In a continuing effort to make more vegetarian dishes, I'm trying to incorporate more tofu into our diet. Adam just loves tofu. I'm not sure why... I mean it is very versatile and the texture is ok, but I don't see why it is so great. That's ok though- I am happy to prepare and eat it even I have no passion for it!

So not to continue on the "Negative Nellie" trend, but I have up until now avoided any sweet and sour recipes for the sole reason that I'm not a huge fan of bell peppers when they are so forward in a recipe. For example, never will I make stuffed bell peppers or get a pizza with mostly pepper topping. So the idea of sweet and sour anything with those big chunks of pepper just lightly sauteed really had no appeal. But, in the spirit of trying something again with an open mind and palette, I went for it.

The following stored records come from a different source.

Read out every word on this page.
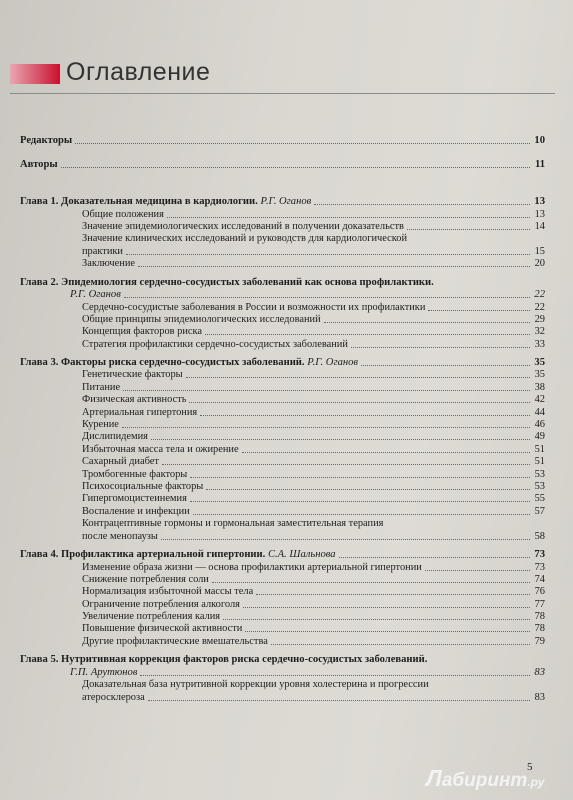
Оглавление
Редакторы	10
Авторы	11
Глава 1. Доказательная медицина в кардиологии. Р.Г. Оганов	13
Общие положения	13
Значение эпидемиологических исследований в получении доказательств	14
Значение клинических исследований и руководств для кардиологической
практики	15
Заключение	20
Глава 2. Эпидемиология сердечно-сосудистых заболеваний как основа профилактики.
Р.Г. Оганов	22
Сердечно-сосудистые заболевания в России и возможности их профилактики	22
Общие принципы эпидемиологических исследований	29
Концепция факторов риска	32
Стратегия профилактики сердечно-сосудистых заболеваний	33
Глава 3. Факторы риска сердечно-сосудистых заболеваний. Р.Г. Оганов	35
Генетические факторы	35
Питание	38
Физическая активность	42
Артериальная гипертония	44
Курение	46
Дислипидемия	49
Избыточная масса тела и ожирение	51
Сахарный диабет	51
Тромбогенные факторы	53
Психосоциальные факторы	53
Гипергомоцистеинемия	55
Воспаление и инфекции	57
Контрацептивные гормоны и гормональная заместительная терапия
после менопаузы	58
Глава 4. Профилактика артериальной гипертонии. С.А. Шальнова	73
Изменение образа жизни — основа профилактики артериальной гипертонии	73
Снижение потребления соли	74
Нормализация избыточной массы тела	76
Ограничение потребления алкоголя	77
Увеличение потребления калия	78
Повышение физической активности	78
Другие профилактические вмешательства	79
Глава 5. Нутритивная коррекция факторов риска сердечно-сосудистых заболеваний.
Г.П. Арутюнов	83
Доказательная база нутритивной коррекции уровня холестерина и прогрессии
атеросклероза	83
5
Лабиринт.ру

I have to say, it was really good and the peppers were not "too much" for me. The flavors all mixed beautifully and I dare say it was a lot like the take-out version, but much healthier! Go tofu!


Sweet and Sour Tofu
Based from AllRecipes.com

  • 1 Package Extra Firm Tofu
  • 1 Onion, chopped
  • 1 Clove of Garlic, minced
  • 1 Bell Pepper, chopped
  • 1 Carrot, sliced
  • 1 8 oz. Can of Chunk Pineapple
  • 1/4 C. Cider Vinegar
  • 1/4 C. White Wine
  • 1 1/2 Tbsp. Ketchup
  • 2 Tbsp. Soy Sauce
  • 1 tsp. Sesame Oil
  • 1 Tbsp. Brown Sugar
  • 1 Tbsp. Cornstarch plus 1-2 Tbsp. Water
  • Pinch Red Pepper Flakes


  1. Press the tofu between 2 towels or thick layers of papertowels to drain. Once the tofu has been drained, slice it into large 1.5" chunks.
  2. In a large saute pan, heat some olive oil over medium-high heat and add in the tofu. Cook the tofu until it is browned on all sides.
  3. Add in the onion, garlic, pepper and carrots and saute until the onions start to become translucent.
  4. Add in the pineapple with juice, all the liquids & brown sugar and stir to mix. Let it simmer gently for a minute or two.
  5. Mix the cornstarch in the small amount of water and then add into the pan. Stir in the red pepper flakes and any salt and pepper you may want. Let it simmer so that the sauce thickens up.
  6. Serve hot over rice or noodles.

1 comment:

dlee said...

I am developing a food fetish for tofu. I order whenever we go out for Thai and I've tried making it at home a few times now. Question -- I want a very "fried" outside crust, but can't seem to get it. I've tried both pan-frying and cooking with hardly any oil. Have you had any luck?